Ma préférée reste Louise Michel, la première féministe bien avant le mouvement « Me Too » (rires) ! Avec Rosa Luxembourg, elle a été la première bonne femme à s’insurger contre les hommes, à prendre la défense des prostituées, etc.

22. Mes noms favoris ?

Alexandre, c’est le prénom de mon fils. Son deuxième prénom est César : c’était celui de mon grand-père.

23. Ce que je déteste par-dessus tout ?

L’absence de compassion, le manque d’affect. Il y a malheureusement beaucoup de gens très durs dans ce monde, insensibles à la souffrance d’autrui. Je souffre de voir de plus en plus de personnes, souvent jeunes et sans abri dans la rue, qui ne rencontrent que l’indifférence des autres. Voir tant de misère à ma porte me déchire le coeur. J’ai repéré les gens véritablement dans le besoin dans mon quartier, et chaque jour, j’essaie de donner quelques euros…

24. Les personnages historiques que je méprise le plus ?

Tous les dictateurs et les tyrans, les Hitler et compagnie.

25. Le fait militaire que j’estime le plus ?

Aucun.

26. La réforme que j’estime le plus ?

Le droit de vote pour les femmes.

27. Le don de la nature que je voudrais avoir ?

J’aurais beaucoup aimé être peintre. Je crayonne et je peins un petit peu : c’est un art intériorisé, qui demande de la concentration et une certaine forme de silence intérieur, qui m’apporte beaucoup de paix.

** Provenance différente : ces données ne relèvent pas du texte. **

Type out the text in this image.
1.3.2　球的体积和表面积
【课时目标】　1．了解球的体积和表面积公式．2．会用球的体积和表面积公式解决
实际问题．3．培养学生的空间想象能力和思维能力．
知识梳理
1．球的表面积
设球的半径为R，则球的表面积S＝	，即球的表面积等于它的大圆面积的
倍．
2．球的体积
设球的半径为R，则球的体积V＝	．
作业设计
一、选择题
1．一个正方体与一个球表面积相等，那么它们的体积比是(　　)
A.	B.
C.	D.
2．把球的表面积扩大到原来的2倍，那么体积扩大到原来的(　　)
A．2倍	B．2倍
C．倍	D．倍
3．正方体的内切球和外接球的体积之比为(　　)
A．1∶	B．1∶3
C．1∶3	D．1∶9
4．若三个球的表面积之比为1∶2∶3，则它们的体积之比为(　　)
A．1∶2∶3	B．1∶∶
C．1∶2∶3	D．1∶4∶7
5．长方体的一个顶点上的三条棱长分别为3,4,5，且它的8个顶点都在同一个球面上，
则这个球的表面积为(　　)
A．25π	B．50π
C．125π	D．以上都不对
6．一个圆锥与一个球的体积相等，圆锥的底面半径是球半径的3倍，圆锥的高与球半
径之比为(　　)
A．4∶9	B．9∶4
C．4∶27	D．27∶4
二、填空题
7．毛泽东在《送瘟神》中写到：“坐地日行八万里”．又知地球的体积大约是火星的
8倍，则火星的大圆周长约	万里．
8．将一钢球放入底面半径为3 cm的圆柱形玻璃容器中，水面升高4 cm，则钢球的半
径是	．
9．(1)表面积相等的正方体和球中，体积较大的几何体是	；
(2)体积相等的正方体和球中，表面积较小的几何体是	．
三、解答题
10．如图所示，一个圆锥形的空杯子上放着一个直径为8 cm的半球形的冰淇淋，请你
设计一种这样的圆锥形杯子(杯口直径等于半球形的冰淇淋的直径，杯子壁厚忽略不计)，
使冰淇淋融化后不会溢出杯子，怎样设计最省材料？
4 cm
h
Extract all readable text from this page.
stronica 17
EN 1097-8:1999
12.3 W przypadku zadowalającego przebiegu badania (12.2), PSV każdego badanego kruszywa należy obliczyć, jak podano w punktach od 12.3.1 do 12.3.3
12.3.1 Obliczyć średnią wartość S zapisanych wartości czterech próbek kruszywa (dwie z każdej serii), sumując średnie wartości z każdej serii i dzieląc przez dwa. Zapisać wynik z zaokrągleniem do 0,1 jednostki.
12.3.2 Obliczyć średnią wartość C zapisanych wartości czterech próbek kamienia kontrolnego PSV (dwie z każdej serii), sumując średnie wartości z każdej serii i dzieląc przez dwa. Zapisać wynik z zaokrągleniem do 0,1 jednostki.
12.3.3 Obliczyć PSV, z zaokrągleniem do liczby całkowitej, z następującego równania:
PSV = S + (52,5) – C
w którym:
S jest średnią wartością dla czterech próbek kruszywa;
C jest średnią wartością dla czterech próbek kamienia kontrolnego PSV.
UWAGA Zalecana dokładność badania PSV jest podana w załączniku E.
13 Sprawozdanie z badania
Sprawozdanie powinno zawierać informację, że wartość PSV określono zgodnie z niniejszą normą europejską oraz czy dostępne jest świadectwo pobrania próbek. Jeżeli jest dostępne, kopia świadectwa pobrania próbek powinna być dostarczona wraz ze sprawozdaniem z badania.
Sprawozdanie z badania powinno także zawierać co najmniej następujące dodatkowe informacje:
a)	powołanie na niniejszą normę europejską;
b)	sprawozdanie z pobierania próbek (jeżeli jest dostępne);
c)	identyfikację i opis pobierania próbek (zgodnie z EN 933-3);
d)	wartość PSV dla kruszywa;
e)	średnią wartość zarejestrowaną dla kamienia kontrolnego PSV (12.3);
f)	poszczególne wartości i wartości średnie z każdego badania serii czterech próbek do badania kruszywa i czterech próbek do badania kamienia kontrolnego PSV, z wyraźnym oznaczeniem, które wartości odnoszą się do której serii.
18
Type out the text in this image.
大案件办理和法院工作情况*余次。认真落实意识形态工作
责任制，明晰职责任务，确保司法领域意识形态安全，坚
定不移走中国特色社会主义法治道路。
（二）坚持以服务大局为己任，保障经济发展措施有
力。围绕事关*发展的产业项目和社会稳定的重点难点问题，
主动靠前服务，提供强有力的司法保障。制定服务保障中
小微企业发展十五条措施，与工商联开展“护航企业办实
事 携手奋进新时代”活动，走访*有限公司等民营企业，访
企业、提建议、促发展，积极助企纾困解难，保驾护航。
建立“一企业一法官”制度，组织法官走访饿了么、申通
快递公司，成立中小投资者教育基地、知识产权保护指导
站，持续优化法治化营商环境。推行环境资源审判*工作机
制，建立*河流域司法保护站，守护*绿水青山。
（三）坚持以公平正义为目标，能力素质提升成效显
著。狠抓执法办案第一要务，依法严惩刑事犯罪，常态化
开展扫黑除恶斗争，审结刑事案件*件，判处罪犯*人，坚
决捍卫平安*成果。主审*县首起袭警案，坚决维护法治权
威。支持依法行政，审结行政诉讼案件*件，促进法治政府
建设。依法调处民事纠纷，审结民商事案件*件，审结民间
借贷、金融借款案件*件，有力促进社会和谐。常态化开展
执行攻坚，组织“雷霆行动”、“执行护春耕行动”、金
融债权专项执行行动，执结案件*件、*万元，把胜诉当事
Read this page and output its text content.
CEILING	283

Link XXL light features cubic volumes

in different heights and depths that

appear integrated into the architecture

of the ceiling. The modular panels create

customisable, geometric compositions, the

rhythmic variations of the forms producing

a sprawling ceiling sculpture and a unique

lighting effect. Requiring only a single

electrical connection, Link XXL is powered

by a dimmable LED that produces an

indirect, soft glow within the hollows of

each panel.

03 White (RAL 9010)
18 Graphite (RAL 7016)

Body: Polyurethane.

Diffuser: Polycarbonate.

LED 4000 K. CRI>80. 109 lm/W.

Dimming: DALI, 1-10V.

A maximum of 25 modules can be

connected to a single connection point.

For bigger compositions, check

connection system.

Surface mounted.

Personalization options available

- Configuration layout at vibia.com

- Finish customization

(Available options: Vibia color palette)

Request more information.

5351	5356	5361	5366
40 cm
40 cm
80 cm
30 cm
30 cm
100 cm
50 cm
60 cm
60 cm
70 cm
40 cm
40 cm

28. Comment j’aimerais mourir ?

Entourée des miens, tout simplement.

29. Mon état d’esprit actuel ?

Je suis contente, parce qu’après avoir souffert d’une sale grippe, ma voix revient enfin ! (rires).

30. Les fautes qui m’inspirent le plus d’indulgence ?

Il y a en a beaucoup, je suis très indulgente mais je ne pardonne pas la trahison. Quand la page est tournée, c’est définitif et sans appel.

31. Ma devise ?

« Not to collect, to select ! » (rires). Quand on commence dans ce métier, on est vite très entourée par des gens intéressants et surtout très intéressés par ce qu’on représente, le fait qu’on soit célèbre et qu’on commence à gagner de l’argent. On se laisse emporter par le tourbillon du succès, mais on réalise vite que tous ces gens sont bidons et ne sont pas valables. Alors on apprend à être sélectif. Une carrière ne se fait pas toute seule, il faut un entourage et c’est essentiel d’être bien entouré ! Si je dure, c’est parce que j’ai eu la chance de rencontrer mon compagnon à une période où j’étais perdue, et qui m’a aidée à me reconstruire artistiquement et retrouver ma place dans ce métier que je fais toujours avec joie ! Être bien entourée n’a pas de prix ! 

Propos recueillis par Eric Chemouny

Photos : Danny Willems (DR)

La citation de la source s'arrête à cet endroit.